New research conducted by faculty members at Binghamton University in New York has revealed that early retirement may accelerate cognitive decline.
This finding and more came from an examination of China’s New Rural Pension Scheme (NRPS) as well as the Chinese Health and Retirement Longitudinal Survey (CHARLS) to ascertain how retirement plans impact cognitive performance among participants.
CHARLS is a nationally representative survey of people over the age of 45 in China and specifically tests cognition with an emphasis on episodic memory and facets of unimpaired mental status.
The elderly population has become a significant demographic source in Latin America and Asia due to higher life expectancies and declining fertility rates in developing countries.

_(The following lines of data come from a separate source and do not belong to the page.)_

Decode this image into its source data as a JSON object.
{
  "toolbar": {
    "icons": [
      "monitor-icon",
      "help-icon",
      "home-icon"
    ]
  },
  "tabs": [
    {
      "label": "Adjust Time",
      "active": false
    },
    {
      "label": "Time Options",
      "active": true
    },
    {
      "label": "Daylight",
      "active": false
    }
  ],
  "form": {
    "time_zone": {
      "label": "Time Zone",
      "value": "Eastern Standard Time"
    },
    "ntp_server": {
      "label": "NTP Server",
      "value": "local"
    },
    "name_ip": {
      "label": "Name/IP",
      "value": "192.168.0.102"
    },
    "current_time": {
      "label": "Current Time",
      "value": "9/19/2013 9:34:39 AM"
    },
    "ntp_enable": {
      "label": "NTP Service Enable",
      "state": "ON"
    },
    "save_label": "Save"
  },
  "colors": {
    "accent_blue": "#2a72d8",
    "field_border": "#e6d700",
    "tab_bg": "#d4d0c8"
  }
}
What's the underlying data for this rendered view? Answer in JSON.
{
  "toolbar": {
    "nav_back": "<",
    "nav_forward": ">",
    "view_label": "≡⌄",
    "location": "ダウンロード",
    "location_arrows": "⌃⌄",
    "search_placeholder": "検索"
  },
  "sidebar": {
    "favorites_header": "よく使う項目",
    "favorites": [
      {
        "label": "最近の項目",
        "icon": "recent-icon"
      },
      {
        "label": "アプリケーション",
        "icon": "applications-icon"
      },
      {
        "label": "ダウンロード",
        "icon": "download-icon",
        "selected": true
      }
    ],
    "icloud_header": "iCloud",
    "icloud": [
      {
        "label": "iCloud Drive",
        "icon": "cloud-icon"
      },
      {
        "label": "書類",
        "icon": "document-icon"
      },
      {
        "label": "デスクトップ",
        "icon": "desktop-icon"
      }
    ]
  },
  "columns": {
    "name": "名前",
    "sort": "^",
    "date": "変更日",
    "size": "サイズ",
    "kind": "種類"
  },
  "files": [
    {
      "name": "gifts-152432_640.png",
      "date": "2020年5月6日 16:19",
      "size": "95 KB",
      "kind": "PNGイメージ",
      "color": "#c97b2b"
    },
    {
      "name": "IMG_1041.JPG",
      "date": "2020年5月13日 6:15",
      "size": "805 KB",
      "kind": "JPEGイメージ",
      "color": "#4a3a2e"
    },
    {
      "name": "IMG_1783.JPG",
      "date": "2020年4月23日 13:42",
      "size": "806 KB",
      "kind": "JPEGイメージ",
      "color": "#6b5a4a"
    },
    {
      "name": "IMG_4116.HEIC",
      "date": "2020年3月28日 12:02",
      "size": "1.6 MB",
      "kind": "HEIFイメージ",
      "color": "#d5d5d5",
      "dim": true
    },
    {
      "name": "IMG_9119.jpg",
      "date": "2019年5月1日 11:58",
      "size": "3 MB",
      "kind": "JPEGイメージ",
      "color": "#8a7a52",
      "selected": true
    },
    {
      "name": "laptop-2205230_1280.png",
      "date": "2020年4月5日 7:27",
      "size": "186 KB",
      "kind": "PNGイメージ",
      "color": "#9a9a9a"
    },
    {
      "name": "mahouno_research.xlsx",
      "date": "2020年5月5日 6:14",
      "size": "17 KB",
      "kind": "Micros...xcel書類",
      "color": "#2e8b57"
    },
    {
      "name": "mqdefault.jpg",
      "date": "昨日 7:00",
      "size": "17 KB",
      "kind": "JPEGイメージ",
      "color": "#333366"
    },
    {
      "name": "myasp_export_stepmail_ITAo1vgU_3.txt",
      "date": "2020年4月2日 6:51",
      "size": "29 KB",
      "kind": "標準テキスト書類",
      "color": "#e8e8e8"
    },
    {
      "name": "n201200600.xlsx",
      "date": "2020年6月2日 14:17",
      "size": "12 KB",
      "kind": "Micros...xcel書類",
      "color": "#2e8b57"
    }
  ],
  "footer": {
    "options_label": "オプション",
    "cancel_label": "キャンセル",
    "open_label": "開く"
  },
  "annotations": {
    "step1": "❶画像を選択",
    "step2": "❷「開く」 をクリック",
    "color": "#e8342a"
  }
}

Due to this, sustainable new pension systems– like NRPS– were introduced in order to combat poverty in older age.
“In rural parts of the country, traditional family-based care for the elderly had largely broken down without formal mechanisms to take its place. For the elderly, inadequate transfers from either informal family or community transfers could severely reduce their ability to cope with illness or poor nutrition,” explained Plamen Nikolov, one of the study’s authors.
Although, according to the study, these retirement plans may have severe adverse consequences.
The researchers examined administrative government data obtained from the Chinese government regarding the pension program’s implementation.
They were also able to access additional survey data, which outlined the socioeconomic and behavioral characteristics of the new retirement program’s participants.